Нам с Эркки снова предложили еды, а мы поделились своими припасами: у меня были крекеры с джемом, но они выплюнули это с дурашливым «ри-кики-ки» — им не понравились крошки. Мы ещё немного выпили, посмеялись над очередными непониманиями, и ближе к закату я заметил, что девушка снова накрасила губы и теперь страстно целуется с Эркки. Ему, кажется, это совсем не мешало.

Удивительно, но семья лишь радовалась и хлопала в ладоши. Может, у них это что-то вроде ритуала посвящения? Или приветствия. Это, похоже, не выглядело чем-то «сексуальным» в нашем понимании.

Поздним вечером нас проводили в другую избушку, дали место, где мы могли разложить спальные мешки. Голова кружилась — в основном от их самогонки, способной, кажется, сдирать шкуру с кабана. Я понимал: непривычно, но… какое-то время так жить можно. А может, они иначе не умеют.

— Нам обязательно надо их снять, — прошептал я в темноте. — Они невероятные.

— Говорил же, — отозвался Эркки. — Настоящая находка.

— И откуда ты о них узнал?

— Болтают всякое, — ответил он, голос становился всё соннее. — Говорят, у них нет документов. Типа вне системы.

— И всё?

— Да нет, всякие глупости: будто они воруют у фермеров яйца и молоко, приносят несчастья. Могут детей утащить или собак съесть.
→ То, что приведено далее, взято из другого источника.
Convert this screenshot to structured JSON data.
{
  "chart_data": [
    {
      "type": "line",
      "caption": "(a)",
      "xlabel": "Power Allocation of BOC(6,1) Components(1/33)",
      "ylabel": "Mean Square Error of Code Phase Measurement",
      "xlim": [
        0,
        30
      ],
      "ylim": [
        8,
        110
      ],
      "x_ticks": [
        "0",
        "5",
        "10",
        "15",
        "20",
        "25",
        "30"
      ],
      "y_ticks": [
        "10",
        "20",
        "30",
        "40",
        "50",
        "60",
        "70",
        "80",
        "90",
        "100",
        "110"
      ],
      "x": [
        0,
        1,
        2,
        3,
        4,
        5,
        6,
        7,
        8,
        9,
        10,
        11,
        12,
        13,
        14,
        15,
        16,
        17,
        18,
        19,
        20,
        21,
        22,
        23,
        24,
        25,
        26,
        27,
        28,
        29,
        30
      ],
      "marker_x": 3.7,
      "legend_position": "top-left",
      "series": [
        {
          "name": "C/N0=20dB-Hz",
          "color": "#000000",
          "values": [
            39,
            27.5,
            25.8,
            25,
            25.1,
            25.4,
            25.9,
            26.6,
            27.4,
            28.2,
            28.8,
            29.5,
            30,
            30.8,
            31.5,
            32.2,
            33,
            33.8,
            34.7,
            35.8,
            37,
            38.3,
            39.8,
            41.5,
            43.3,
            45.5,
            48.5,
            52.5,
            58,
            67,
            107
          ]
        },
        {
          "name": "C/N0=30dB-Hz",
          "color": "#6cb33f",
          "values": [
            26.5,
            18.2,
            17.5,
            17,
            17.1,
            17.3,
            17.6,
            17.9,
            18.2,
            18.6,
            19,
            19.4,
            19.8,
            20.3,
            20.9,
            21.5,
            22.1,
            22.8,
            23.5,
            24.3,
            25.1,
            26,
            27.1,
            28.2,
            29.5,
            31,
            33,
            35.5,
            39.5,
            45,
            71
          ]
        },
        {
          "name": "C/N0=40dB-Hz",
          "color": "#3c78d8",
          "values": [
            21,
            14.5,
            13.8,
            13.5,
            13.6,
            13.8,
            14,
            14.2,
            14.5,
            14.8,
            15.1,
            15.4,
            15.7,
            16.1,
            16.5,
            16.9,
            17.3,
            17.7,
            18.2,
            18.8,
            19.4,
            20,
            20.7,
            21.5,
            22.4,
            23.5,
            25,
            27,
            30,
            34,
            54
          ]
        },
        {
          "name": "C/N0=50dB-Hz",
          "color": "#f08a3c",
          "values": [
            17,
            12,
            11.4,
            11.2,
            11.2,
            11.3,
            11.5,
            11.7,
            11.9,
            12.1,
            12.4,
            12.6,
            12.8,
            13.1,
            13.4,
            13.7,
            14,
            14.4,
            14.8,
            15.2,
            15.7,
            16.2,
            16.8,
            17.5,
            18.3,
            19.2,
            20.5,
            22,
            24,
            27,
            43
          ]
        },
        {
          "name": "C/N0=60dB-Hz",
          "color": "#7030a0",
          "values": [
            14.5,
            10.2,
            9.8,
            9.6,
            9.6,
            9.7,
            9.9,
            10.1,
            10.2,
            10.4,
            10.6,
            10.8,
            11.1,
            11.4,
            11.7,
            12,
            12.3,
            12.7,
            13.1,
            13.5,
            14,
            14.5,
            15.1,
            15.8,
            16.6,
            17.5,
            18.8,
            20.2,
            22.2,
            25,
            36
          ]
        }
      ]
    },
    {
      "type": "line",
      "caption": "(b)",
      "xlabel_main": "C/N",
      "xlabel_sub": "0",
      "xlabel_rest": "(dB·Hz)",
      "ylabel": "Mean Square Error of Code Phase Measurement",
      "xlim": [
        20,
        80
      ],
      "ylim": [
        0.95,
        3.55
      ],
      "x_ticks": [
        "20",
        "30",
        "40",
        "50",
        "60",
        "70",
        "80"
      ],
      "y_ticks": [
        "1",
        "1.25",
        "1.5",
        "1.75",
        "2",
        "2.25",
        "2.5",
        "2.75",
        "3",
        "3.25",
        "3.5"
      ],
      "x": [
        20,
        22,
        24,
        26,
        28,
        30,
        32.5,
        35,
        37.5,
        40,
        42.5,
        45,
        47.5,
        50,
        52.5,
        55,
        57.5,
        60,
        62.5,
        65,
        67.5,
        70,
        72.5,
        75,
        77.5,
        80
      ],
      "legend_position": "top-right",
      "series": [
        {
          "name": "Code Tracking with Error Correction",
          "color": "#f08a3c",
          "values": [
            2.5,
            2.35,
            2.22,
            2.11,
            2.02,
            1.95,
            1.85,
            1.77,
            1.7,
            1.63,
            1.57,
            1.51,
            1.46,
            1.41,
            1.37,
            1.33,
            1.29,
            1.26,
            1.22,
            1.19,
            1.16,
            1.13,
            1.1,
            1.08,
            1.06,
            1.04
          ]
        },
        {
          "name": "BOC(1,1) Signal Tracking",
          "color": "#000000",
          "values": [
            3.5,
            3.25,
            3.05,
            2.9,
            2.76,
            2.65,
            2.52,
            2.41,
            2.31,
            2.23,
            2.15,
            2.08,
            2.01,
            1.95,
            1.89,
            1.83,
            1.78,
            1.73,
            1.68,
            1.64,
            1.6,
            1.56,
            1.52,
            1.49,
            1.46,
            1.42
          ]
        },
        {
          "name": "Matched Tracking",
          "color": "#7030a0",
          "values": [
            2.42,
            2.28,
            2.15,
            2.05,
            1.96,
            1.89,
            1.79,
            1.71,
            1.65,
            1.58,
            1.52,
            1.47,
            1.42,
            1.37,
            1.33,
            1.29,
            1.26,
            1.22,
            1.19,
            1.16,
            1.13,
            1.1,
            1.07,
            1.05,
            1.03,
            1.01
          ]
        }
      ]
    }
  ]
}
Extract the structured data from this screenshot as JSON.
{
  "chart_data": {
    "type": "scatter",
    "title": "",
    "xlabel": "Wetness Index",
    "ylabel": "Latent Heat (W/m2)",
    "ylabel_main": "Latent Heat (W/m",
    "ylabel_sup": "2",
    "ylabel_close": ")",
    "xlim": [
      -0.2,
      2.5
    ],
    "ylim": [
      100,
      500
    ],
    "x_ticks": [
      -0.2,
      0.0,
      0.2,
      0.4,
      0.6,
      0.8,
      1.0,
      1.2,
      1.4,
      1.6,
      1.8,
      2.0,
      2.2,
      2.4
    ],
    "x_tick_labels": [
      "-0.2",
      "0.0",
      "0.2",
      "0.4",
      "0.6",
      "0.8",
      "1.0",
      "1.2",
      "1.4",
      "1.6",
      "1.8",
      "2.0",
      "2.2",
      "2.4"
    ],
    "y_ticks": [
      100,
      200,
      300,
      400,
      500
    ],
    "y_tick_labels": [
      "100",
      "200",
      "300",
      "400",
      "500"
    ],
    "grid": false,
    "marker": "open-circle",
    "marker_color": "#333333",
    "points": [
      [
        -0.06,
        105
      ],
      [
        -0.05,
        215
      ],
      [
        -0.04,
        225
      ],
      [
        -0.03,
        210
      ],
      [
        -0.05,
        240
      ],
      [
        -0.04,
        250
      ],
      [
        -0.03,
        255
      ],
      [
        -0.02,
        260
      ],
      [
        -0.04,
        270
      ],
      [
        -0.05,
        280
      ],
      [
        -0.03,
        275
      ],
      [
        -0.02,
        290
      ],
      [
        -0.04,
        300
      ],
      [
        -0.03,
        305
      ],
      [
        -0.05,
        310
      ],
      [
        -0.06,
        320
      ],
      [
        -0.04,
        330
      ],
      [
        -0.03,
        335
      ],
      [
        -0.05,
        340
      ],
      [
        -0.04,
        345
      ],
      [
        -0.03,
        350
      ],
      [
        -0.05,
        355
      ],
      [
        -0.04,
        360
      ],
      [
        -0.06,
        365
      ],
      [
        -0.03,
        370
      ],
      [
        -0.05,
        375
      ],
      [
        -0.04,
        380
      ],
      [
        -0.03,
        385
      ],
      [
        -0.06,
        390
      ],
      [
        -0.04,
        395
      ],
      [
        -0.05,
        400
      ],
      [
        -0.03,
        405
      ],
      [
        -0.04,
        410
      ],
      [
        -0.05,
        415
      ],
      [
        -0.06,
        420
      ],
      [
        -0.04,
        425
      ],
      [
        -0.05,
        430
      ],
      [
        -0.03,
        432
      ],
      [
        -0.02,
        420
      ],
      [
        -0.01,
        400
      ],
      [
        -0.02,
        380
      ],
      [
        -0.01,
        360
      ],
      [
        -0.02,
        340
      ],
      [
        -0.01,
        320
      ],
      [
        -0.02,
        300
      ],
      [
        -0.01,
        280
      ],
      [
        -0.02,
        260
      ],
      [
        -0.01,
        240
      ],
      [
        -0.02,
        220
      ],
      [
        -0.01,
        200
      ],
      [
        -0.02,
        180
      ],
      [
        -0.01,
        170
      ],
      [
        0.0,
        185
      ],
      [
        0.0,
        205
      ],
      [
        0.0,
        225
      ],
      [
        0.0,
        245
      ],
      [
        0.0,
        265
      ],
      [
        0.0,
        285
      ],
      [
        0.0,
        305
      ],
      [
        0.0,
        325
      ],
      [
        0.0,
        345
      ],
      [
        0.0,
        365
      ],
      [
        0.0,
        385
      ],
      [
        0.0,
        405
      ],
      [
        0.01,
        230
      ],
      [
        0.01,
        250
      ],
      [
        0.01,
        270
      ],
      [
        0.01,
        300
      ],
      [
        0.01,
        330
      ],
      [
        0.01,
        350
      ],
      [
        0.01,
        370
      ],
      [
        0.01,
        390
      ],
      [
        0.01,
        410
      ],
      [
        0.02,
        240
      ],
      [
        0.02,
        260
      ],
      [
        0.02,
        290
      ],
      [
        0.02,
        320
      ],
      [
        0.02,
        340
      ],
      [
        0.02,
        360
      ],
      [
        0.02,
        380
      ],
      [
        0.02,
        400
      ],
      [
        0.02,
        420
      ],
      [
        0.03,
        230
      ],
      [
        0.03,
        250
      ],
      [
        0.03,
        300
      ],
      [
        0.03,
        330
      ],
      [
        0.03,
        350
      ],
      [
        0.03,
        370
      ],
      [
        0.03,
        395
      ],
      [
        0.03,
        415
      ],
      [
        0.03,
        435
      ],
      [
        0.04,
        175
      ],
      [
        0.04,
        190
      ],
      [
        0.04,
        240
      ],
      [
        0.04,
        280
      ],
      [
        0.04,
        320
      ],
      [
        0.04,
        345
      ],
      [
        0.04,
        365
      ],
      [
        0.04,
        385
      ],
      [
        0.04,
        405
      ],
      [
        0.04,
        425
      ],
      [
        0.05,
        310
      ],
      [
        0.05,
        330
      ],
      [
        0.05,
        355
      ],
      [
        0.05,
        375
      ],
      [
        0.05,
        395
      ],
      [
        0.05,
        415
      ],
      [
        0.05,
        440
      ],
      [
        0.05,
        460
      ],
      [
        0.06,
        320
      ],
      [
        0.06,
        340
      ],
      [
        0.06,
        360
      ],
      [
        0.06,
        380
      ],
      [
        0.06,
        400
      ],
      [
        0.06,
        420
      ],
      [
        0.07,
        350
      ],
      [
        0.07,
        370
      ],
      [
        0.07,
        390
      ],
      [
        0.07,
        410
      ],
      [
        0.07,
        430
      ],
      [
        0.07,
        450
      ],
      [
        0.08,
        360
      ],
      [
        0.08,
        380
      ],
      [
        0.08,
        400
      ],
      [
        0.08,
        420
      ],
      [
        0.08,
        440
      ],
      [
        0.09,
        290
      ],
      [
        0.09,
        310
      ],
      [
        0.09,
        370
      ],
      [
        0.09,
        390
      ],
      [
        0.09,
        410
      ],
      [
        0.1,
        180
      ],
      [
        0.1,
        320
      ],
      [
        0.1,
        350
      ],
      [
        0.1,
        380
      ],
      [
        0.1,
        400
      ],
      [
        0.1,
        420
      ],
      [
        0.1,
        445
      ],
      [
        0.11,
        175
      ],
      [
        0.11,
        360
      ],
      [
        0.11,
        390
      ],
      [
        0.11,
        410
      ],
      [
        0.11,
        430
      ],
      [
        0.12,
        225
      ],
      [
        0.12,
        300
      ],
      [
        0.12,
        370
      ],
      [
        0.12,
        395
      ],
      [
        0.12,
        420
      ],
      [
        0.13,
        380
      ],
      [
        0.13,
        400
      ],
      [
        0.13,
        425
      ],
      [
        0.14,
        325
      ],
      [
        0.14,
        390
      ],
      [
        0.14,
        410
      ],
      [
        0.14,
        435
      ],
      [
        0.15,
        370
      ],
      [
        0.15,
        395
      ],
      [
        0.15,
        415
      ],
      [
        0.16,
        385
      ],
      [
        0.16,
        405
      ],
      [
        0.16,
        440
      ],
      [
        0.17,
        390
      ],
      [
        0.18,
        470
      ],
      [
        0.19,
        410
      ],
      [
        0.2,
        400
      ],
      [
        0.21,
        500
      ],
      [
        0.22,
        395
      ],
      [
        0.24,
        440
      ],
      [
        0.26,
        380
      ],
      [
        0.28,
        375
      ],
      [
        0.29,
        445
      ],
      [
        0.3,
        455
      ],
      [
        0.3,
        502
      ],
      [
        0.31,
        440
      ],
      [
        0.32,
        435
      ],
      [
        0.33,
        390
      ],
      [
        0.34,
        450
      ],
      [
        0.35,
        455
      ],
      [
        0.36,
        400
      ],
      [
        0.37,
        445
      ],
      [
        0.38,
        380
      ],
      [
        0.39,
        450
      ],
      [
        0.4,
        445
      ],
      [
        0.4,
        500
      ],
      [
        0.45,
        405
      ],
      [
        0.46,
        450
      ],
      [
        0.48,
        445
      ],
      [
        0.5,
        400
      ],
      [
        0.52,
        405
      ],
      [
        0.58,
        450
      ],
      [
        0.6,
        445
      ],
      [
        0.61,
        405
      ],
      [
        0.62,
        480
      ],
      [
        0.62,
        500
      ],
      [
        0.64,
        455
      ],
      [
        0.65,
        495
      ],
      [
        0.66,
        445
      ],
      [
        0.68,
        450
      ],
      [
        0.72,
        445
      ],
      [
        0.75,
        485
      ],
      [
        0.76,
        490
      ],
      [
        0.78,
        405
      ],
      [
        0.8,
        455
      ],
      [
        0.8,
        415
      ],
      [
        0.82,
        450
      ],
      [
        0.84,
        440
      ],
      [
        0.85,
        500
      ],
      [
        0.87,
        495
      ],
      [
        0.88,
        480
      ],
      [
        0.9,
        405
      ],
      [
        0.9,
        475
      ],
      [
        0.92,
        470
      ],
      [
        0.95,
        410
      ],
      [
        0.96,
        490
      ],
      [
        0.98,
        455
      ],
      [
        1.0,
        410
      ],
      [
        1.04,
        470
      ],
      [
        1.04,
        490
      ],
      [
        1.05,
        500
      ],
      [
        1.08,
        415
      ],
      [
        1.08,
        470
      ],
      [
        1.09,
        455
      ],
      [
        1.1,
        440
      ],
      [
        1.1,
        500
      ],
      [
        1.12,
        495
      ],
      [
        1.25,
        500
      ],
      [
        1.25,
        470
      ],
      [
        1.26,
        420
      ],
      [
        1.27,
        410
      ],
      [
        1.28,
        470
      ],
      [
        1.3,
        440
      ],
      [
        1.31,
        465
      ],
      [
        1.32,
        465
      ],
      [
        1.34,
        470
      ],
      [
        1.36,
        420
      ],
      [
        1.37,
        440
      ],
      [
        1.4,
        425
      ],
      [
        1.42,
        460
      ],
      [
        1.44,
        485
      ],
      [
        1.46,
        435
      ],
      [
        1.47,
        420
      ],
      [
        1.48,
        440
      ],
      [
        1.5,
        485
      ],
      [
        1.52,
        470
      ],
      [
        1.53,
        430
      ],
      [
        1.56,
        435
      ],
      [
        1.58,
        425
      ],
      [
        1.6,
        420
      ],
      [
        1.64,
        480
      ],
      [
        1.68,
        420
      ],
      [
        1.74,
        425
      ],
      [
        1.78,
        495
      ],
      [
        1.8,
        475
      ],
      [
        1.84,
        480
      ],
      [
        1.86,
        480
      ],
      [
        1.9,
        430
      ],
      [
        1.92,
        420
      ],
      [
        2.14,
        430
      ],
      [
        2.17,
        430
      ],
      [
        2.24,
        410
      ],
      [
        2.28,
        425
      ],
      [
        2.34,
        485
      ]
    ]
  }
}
Всякий бред.

— Не похоже на них, — сказал я. — Они вообще милые.

— Ага, — хмыкнул он. — Особенно та девушка… губки у неё…

И он моментально вырубился, а я ещё долго лежал, не мог уснуть. В голове крутилась мысль: почему они имитируют этот звук, что он значит? «Ри-кики-ки, ри-кики-ки…»

Утром я проснулся пораньше. Рикки уже сновали на улице, а снега к тому времени выпало ещё больше, так что следов не осталось. Мне было немного страшновато, что машину мы теперь не найдём, но Эркки не паниковал — у нас ведь GPS.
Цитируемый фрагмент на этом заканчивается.